New research explains that growth in economy and population along with climate change are building water-stress
Around one billion people in Asian countries could be without water by 2050, says a new study conducted by MIT scientists. The study led by Charles Fant is published in the journal PLOS One. It says that adaption to water shortage will be a necessity to avoid environment and health effects.
“It's not just a climate change issue," says the co-author Adam Schlosser in a statement released by MIT. "We simply cannot ignore that economic and population growth in society can have a very strong influence on our demand for resources and how we manage them. And climate, on top of that, can lead to substantial magnifications to those stresses."
The study focused on China, India and Southeast Asia finds that water requirements related to socioeconomic changes are currently small but likely to increase considerably in the future, overshadowing the effect of climate change on water stress.

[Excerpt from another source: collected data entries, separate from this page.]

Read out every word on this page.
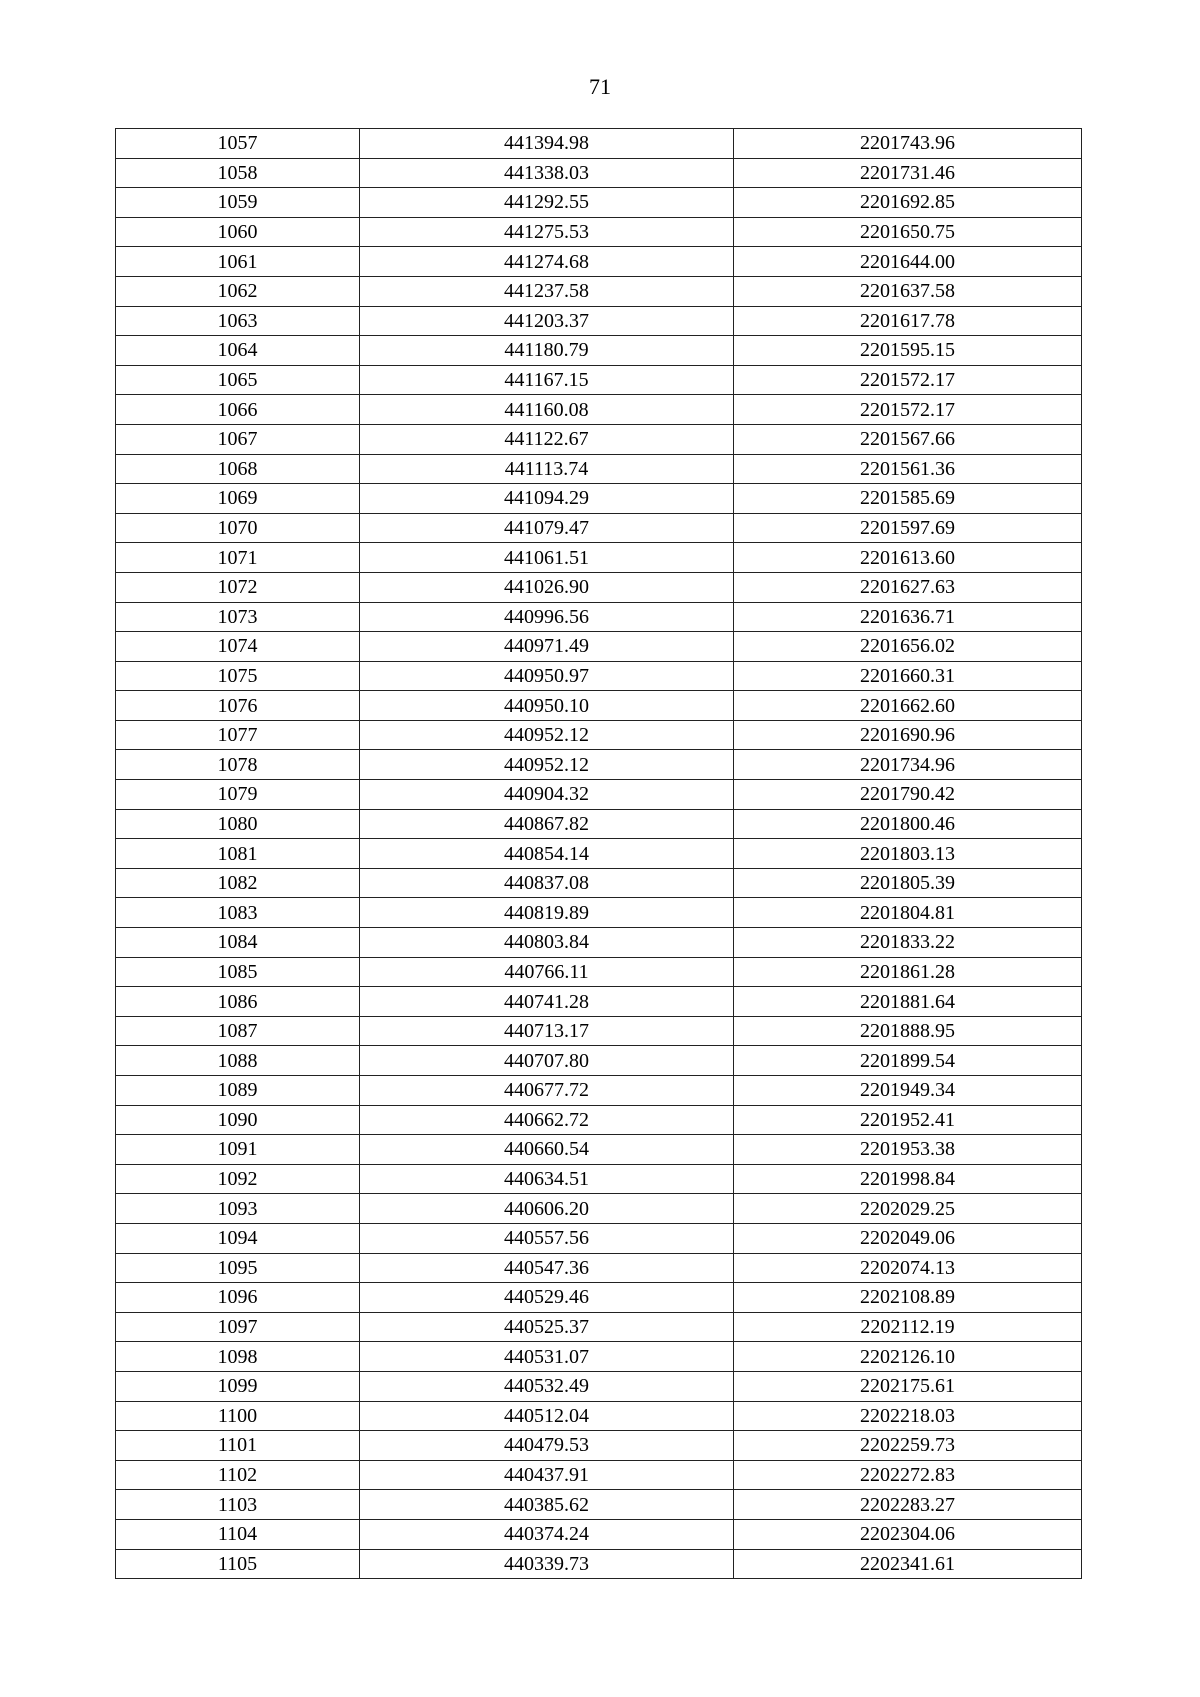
71
1057	441394.98	2201743.96
1058	441338.03	2201731.46
1059	441292.55	2201692.85
1060	441275.53	2201650.75
1061	441274.68	2201644.00
1062	441237.58	2201637.58
1063	441203.37	2201617.78
1064	441180.79	2201595.15
1065	441167.15	2201572.17
1066	441160.08	2201572.17
1067	441122.67	2201567.66
1068	441113.74	2201561.36
1069	441094.29	2201585.69
1070	441079.47	2201597.69
1071	441061.51	2201613.60
1072	441026.90	2201627.63
1073	440996.56	2201636.71
1074	440971.49	2201656.02
1075	440950.97	2201660.31
1076	440950.10	2201662.60
1077	440952.12	2201690.96
1078	440952.12	2201734.96
1079	440904.32	2201790.42
1080	440867.82	2201800.46
1081	440854.14	2201803.13
1082	440837.08	2201805.39
1083	440819.89	2201804.81
1084	440803.84	2201833.22
1085	440766.11	2201861.28
1086	440741.28	2201881.64
1087	440713.17	2201888.95
1088	440707.80	2201899.54
1089	440677.72	2201949.34
1090	440662.72	2201952.41
1091	440660.54	2201953.38
1092	440634.51	2201998.84
1093	440606.20	2202029.25
1094	440557.56	2202049.06
1095	440547.36	2202074.13
1096	440529.46	2202108.89
1097	440525.37	2202112.19
1098	440531.07	2202126.10
1099	440532.49	2202175.61
1100	440512.04	2202218.03
1101	440479.53	2202259.73
1102	440437.91	2202272.83
1103	440385.62	2202283.27
1104	440374.24	2202304.06
1105	440339.73	2202341.61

The regional projections water supply and demand changes show that many who live are moderately water-stressed now, will live in heavily stressed conditions in the future.
"For China, it looks like industrial growth (has the greatest impact) as people get wealthier. In India, population growth has a huge effect. It varies by region," said lead author Charle Fant, researcher at MIT.
The study used Integrated Global Systems Model (IGSM) to present a range of water-availability and -use scenarios in future. The model developed by MIT is based on projections of population growth, climate, economic expansion and carbon emissions due to human activity. Keeping some variables constant, the scientists looked at different possible scenarios for 2050, in different Asian nations, including India and China.
"This model gave us a unique ability to tease out human and environmental factors leading to water shortages and to assess their relative significance," Schlosser says.
United Nations’ projections on population and water-stressed nations also validate the challenges posed due growth in population, agriculture and industry.
Global demand for water is projected to increase by 55 per cent by 2050 due to increase in manufacturing, thermal power generation and domestic use. Consumption of water for agriculture, which already accounts for 70 per cent of groundwater withdrawals, is expected to increase by about 20 per cent globally by 2050 unless efficiencies improve.
Without corrective policies, water limitations could affect the health and well being of the people in these regions and the environment, says the study. It advocates for proper planning and financing of measures for the anticipated shortages in water.